Feuerwehr rettet Fische

Steinebach - Die Steinebacher Feuerwehr hat einen Wohnungsbesitzer vor größeren Wasserschäden und einige Fische vor dem Tod bewahrt: Ein Aquarium im darüberliegenden Stockwerk war kaputt gegangen.

Feuerwehrmänner müssen nicht nur in der Lage sein, einen Brand zu löschen können. Sie müssen vor allem in ungewöhnlichen Situationen einen kühlen Kopf bewahren können. Der Steinebacher Wehr ging es am Samstag genau so, als sie sich mit dem noch lebendigen Inhalt eines lecken Aquariums konfrontiert sah.

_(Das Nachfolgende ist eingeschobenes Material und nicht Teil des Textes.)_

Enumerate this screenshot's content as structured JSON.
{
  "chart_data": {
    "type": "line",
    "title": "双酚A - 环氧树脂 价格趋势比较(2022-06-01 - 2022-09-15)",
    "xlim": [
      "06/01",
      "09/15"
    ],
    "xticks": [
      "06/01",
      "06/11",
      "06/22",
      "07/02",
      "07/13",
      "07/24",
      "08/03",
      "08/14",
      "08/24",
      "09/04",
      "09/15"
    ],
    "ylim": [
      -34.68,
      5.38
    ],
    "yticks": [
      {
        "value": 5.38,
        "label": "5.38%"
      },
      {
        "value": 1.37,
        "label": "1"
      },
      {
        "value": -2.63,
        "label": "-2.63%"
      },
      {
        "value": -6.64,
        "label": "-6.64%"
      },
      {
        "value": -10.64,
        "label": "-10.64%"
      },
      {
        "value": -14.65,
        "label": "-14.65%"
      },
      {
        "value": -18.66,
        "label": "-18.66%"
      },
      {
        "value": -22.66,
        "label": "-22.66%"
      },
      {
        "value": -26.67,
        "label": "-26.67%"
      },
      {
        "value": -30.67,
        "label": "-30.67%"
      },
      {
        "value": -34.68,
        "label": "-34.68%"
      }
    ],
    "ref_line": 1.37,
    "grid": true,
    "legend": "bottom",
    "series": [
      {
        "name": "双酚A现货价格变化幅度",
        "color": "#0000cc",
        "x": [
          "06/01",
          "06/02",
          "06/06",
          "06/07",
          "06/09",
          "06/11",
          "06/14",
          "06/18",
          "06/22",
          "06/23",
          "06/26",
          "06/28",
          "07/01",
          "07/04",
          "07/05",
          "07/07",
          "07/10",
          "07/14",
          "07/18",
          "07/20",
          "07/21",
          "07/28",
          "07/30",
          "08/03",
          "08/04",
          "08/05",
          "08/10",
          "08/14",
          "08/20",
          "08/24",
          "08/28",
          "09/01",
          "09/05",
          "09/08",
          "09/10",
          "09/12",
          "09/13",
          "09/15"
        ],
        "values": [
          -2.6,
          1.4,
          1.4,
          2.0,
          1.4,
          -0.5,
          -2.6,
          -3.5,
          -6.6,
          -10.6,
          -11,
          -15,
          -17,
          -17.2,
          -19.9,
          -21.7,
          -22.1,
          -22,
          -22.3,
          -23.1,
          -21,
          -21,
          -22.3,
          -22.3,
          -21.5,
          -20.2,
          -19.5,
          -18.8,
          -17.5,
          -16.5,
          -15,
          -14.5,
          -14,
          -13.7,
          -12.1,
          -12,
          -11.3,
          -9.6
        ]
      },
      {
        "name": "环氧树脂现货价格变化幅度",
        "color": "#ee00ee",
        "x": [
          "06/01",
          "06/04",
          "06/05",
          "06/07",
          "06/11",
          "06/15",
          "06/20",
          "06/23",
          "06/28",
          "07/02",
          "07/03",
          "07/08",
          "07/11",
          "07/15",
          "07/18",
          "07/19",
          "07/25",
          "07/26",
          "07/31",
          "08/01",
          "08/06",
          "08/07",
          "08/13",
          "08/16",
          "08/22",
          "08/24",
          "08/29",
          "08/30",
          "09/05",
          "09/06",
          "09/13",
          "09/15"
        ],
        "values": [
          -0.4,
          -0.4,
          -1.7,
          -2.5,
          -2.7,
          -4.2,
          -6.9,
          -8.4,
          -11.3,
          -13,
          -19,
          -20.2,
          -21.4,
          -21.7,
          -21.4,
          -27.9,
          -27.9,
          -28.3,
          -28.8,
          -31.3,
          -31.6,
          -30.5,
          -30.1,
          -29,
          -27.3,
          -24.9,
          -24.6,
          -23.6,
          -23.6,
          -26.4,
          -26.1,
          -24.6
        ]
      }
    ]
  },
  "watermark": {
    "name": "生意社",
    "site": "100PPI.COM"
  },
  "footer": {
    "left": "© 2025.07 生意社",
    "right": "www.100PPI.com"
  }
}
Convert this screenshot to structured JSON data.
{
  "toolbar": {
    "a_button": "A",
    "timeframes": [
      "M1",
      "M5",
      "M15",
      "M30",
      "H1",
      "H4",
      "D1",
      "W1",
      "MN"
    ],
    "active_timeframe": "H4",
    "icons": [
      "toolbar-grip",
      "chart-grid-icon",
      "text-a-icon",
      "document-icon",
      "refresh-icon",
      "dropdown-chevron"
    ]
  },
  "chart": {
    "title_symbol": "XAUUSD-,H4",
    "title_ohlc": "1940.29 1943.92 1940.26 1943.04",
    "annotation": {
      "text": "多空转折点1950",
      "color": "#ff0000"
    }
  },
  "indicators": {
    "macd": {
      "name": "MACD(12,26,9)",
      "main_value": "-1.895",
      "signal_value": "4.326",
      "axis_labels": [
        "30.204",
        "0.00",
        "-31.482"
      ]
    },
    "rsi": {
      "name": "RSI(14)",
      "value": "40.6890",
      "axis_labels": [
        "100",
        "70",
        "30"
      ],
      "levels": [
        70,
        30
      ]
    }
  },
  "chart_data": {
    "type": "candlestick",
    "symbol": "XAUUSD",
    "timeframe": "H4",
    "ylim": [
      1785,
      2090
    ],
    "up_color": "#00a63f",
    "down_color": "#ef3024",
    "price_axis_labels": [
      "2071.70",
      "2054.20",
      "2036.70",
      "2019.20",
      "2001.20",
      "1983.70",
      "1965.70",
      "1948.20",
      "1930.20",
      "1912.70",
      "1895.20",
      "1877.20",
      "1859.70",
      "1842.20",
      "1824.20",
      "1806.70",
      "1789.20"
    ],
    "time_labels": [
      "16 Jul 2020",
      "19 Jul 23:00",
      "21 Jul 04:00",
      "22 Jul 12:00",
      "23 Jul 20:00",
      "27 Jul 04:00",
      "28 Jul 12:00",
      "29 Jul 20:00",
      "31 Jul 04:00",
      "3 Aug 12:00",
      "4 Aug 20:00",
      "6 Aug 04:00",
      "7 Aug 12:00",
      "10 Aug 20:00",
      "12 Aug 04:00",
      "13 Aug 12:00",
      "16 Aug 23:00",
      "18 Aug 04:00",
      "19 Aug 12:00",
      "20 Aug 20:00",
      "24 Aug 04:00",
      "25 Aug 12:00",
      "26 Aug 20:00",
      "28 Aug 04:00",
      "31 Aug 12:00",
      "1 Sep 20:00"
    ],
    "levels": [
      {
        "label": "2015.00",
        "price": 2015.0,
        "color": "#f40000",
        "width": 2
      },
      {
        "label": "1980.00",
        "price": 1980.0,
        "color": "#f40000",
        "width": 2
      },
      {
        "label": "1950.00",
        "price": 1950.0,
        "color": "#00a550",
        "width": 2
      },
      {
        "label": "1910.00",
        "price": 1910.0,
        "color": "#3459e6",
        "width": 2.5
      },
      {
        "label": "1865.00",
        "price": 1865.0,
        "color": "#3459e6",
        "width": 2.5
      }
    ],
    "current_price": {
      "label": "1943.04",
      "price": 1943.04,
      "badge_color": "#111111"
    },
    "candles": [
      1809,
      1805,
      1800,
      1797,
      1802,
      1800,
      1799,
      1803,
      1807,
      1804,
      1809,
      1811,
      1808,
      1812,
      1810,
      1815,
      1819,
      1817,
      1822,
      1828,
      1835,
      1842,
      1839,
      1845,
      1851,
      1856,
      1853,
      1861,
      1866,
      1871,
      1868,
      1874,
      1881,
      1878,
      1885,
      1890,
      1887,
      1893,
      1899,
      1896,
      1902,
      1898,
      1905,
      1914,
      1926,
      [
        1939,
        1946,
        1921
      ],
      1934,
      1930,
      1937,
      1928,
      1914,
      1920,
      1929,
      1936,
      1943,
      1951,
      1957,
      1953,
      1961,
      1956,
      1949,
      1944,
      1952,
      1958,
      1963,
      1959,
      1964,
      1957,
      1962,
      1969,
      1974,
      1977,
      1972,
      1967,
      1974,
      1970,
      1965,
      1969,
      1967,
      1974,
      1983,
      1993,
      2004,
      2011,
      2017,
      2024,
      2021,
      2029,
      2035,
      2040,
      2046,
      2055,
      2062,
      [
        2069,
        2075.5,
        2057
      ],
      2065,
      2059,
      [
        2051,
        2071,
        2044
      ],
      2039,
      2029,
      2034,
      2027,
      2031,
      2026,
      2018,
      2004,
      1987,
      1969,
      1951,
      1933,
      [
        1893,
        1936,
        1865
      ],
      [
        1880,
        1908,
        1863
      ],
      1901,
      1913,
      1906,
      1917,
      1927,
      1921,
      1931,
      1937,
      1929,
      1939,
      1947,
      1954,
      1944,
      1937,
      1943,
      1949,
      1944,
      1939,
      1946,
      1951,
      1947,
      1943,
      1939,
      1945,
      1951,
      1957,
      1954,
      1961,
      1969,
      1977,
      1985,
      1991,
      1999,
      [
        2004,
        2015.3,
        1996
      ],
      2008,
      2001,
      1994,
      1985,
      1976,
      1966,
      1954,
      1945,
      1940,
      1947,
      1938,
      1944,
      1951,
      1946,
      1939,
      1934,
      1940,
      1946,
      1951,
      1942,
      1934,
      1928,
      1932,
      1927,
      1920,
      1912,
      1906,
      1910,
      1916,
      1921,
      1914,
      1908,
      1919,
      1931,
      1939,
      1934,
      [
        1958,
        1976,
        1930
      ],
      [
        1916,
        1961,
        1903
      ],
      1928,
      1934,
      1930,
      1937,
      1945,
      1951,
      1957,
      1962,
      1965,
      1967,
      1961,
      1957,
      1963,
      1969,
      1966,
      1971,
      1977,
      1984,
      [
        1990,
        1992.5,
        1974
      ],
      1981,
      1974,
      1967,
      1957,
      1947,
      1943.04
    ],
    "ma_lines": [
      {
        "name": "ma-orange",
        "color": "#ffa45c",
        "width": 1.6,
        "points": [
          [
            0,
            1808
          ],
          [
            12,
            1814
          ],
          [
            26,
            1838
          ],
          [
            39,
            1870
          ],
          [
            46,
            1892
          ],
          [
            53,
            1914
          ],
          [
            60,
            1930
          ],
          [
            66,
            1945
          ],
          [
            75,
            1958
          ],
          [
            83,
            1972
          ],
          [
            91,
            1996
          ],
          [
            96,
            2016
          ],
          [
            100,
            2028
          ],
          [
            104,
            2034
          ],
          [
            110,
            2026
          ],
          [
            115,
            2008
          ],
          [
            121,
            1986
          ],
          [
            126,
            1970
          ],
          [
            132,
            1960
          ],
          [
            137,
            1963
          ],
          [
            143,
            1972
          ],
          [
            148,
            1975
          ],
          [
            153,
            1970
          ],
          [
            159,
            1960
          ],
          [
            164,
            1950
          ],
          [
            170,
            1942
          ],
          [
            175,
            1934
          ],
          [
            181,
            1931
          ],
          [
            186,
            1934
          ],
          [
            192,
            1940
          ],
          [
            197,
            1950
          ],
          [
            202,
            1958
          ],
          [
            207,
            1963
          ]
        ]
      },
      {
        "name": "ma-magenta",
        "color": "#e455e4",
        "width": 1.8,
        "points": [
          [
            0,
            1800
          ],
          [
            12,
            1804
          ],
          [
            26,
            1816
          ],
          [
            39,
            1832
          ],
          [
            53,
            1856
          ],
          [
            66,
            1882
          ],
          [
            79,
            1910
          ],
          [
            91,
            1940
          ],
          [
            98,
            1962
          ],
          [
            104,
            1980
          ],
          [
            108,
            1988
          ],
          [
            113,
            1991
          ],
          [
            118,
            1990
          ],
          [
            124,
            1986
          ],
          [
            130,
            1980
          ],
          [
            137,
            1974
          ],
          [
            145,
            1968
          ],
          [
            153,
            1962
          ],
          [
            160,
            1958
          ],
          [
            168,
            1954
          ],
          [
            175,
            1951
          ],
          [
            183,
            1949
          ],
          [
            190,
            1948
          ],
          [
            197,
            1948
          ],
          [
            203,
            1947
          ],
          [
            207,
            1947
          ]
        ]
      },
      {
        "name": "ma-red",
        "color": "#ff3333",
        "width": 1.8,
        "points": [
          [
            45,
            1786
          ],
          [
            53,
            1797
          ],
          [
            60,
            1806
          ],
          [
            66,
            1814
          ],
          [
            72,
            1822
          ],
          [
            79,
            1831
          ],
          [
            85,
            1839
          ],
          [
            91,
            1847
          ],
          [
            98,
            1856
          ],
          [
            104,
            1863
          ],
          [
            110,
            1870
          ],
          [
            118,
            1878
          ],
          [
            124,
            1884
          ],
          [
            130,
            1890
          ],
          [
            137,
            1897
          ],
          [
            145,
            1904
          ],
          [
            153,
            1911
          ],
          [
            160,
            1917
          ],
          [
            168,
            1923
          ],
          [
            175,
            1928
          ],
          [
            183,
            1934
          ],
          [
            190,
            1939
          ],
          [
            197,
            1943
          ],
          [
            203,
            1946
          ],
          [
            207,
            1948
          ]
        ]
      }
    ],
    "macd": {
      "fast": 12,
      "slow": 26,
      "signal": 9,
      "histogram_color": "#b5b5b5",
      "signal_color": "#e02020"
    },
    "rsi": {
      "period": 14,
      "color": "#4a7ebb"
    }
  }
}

Ein Wohnungsbesitzer hatte die Floriansjünger gerufen, weil Wasser aus seiner Decke tropfte. Der obere Nachbar war jedoch nicht da, weshalb die Feuerwehr mit Hilfe der Polizei dessen Wohnung aufbrach. „Die Polizeibeamten haben den Besitzer ausfindig gemacht, der war etwa zwei Autostunden entfernt“, berichtete Steinebachs Kommandant Josef Kraus. Bis der Mann nach Hause kam, hatte die Feuerwehr die Wasserquelle ausfindig gemacht. Es war ein etwa 80 mal 40 Zentimeter großes Aquarium, dessen Klebstoff an den Kanten nachgelassen hatte. „Es waren rund 100 Liter Wasser ausgelaufen“, sagt Kraus.

Die darin lebenden Fische stellten Kraus und seine Kollegen zunächst vor ein Problem. „Solche Fische hatte ich noch nie gesehen“, sagt er. „Es war eine Wels-Art, hautfarben, so groß wie ein Wiener Würschtl.“ Nach kurzem Zögern wussten die Männer, was zu tun war. Sie packten die Tiere in einen Eimer und hängten in Absprache mit dem Eigentümer das Belüftungsgerät aus dem Aquarium mit in den Kübel.